参数 ttl 用于控制缓存时间，我们可以为不同类型的请求设置不同的缓存时间：

# 长期缓存：百科类知识
response = client.chat.completions.create(
  model="gpt-4o",
  messages=[{"role": "user", "content": "什么是量子计算？"}],
  extra_body={
    "cache": {
      "ttl": 86400  # 缓存 24 小时
    }
  }
)

# 短期缓存：实时性要求较高的内容
response = client.chat.completions.create(
  model="gpt-4o",
  messages=[{"role": "user", "content": "今天的股市表现如何？
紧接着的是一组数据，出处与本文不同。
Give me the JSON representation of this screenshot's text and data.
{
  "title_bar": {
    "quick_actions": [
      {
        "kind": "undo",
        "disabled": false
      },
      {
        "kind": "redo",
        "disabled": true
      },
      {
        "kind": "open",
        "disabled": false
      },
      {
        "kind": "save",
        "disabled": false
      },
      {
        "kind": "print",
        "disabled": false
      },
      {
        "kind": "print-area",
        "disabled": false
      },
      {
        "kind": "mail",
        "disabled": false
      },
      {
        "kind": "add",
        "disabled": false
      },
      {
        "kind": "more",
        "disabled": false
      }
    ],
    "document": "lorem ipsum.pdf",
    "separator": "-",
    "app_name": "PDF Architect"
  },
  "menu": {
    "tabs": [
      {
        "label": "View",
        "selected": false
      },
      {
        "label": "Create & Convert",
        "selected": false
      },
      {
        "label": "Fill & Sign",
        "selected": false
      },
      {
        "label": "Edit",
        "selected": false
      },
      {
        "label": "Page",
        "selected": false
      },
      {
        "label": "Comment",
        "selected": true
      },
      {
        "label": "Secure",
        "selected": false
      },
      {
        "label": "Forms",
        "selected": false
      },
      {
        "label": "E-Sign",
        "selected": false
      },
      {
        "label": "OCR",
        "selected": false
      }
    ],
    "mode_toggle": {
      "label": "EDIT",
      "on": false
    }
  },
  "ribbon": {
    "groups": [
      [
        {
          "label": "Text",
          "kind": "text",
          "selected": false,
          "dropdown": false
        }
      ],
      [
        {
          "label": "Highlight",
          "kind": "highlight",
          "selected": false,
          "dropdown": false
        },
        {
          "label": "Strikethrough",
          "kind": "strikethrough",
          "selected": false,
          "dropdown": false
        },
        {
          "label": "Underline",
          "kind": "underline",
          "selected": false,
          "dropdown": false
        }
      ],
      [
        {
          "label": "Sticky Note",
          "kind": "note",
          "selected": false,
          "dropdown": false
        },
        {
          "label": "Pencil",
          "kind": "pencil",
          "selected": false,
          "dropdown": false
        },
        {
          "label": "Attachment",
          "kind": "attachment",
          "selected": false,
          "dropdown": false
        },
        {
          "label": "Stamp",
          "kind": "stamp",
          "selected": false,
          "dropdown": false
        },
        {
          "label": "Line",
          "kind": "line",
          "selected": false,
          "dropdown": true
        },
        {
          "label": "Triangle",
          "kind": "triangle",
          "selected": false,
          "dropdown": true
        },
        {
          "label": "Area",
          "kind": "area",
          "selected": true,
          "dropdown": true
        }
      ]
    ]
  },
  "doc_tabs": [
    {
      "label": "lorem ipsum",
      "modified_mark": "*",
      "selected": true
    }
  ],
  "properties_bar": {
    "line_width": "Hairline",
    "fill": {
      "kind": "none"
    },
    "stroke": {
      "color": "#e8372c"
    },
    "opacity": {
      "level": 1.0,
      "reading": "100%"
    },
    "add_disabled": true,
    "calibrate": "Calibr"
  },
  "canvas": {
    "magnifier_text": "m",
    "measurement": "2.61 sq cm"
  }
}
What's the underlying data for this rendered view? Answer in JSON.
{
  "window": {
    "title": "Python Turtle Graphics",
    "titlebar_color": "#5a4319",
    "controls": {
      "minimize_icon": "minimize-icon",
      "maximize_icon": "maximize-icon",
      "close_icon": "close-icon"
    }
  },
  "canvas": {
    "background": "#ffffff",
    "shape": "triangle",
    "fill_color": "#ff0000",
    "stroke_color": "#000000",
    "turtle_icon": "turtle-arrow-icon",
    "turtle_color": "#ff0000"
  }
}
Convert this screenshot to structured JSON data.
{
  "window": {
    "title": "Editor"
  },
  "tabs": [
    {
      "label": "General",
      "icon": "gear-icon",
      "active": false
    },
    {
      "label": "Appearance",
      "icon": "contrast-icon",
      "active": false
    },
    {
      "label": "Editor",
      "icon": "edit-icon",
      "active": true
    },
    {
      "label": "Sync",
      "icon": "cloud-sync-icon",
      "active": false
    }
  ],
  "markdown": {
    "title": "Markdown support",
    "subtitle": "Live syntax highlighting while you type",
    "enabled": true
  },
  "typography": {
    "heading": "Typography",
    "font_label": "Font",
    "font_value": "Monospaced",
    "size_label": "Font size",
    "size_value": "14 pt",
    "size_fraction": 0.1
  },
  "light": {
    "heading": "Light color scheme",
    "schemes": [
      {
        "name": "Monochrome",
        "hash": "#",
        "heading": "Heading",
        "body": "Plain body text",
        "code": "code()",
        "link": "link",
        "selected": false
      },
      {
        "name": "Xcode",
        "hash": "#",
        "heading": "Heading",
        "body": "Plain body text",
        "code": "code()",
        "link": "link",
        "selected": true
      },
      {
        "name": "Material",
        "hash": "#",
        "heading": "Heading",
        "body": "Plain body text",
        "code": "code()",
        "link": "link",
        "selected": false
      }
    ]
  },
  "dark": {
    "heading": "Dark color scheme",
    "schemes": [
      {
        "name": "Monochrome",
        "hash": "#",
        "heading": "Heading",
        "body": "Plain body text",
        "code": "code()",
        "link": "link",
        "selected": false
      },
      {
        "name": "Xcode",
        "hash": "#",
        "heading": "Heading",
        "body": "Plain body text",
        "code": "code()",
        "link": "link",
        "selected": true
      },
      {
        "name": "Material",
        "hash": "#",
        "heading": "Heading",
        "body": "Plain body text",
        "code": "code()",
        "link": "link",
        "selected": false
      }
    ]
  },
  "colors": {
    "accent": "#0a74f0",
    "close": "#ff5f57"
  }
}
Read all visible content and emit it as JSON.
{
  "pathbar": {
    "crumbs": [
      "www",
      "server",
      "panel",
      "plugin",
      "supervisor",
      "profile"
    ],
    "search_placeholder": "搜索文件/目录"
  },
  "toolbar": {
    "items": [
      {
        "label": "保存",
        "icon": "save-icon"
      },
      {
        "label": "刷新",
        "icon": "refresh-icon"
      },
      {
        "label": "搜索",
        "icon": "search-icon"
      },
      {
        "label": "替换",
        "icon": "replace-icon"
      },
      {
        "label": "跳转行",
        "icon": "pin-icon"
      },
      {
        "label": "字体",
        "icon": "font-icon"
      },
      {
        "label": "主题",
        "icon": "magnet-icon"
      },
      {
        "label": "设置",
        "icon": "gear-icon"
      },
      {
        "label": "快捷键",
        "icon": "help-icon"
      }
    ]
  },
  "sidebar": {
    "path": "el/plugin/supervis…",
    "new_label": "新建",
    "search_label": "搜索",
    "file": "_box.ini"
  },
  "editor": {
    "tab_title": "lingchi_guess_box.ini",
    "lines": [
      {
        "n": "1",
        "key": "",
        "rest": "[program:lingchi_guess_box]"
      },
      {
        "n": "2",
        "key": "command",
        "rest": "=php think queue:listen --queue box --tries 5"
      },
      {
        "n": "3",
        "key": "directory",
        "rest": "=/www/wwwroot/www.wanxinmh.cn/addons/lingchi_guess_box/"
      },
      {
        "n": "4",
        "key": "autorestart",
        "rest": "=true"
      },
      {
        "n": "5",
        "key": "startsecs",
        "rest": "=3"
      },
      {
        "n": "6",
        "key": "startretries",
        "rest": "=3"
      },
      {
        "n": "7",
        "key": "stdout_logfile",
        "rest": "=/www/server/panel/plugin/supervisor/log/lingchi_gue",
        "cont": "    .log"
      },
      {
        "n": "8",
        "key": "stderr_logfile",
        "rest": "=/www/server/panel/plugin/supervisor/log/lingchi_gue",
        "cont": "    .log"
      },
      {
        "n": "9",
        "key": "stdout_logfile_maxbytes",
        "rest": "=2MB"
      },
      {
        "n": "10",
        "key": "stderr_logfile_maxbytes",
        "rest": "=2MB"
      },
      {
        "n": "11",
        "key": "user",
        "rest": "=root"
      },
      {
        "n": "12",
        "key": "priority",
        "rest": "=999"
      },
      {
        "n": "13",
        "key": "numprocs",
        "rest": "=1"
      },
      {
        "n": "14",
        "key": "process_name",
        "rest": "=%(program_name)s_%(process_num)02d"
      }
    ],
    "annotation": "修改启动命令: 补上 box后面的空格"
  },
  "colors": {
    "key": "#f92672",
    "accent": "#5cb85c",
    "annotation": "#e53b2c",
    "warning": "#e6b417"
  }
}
"}],
  extra_body={
    "cache": {
      "ttl": 300  # 缓存 5 分钟
    }
  }
)

缓存年龄控制

参数 s-maxage 控制只接受指定年龄内的缓存：

response = client.chat.completions.create(
  model="gpt-4o",
  messages=[{"role": "user", "content": "最新的股票价格"}],
  extra_body={
    "cache": {
      "s-maxage": 60  # 只接受 1 分钟内的缓存
    }
  }
)

强制刷新缓存

当需要获取最新结果时，可以使用 no-cache 强制绕过缓存：

response = client.chat.completions.create(
  model="gpt-4o",
  messages=[{"role": "user", "content": "最新的股票价格"}],
  extra_body={
    "cache": {
      "no-cache": True  # 跳过缓存检查
    }
  }
)

禁用缓存存储

对于包含敏感信息的查询，可以使用 no-store 不缓存当前响应：

response = client.chat.completions.create(
  model="gpt-4o",
  messages=[{"role": "user", "content": "敏感信息查询"}],
  extra_body={
    "cache": {
      "no-store": True  # 不存储此响应
    }
  }
)

命名空间隔离

在多租户或多环境场景中，LiteLLM 支持命名空间来实现缓存隔离：

litellm_settings:
  cache: true
  cache_params:
    type: redis
    namespace: "litellm.production"  # 命名空间前缀

这样存储在 Redis 中的键将变成 {namespace}:<hash> 格式，我们也可以在请求参数中动态控制，为不同的用户或应用使用独立的缓存空间：

response = client.chat.completions.create(
  model="gpt-4o",
  messages=[{"role": "user", "content": "Hello"}],
  extra_body={
    "cache": {
      "namespace": "user:12345"  # 用户专用命名空间
    }
  }
)

默认关闭模式

对于需要严格控制的场景，可以将缓存设置为默认关闭，只在需要时显式启用：

litellm_settings:
  cache: true
  cache_params:
    mode: default_off  # 缓存默认关闭

客户端需要显式启用缓存：

response = client.chat.completions.create(
  model="gpt-4o",
  messages=[{"role": "user", "content": "Hello"}],
  extra_body={
    "cache": {"use-cache": True}  # 显式启用缓存
  }
)

小结

我们今天简单学习了 LiteLLM 的缓存系统。LiteLLM 提供了从简单的内存缓存到复杂的语义缓存等多种选择，每种缓存都有其特定的适用场景，可以根据业务需求灵活选择最合适的缓存策略。此外，LiteLLM 的缓存控制参数提供了细粒度的缓存管理能力，使开发者能够动态调整缓存行为，以适应不同场景的需求。

通过合理配置和使用这些缓存功能，应用可以更好地处理重复性和相似性的查询，有效降低对上游 LLM API 的压力，提升系统的稳定性与响应速度。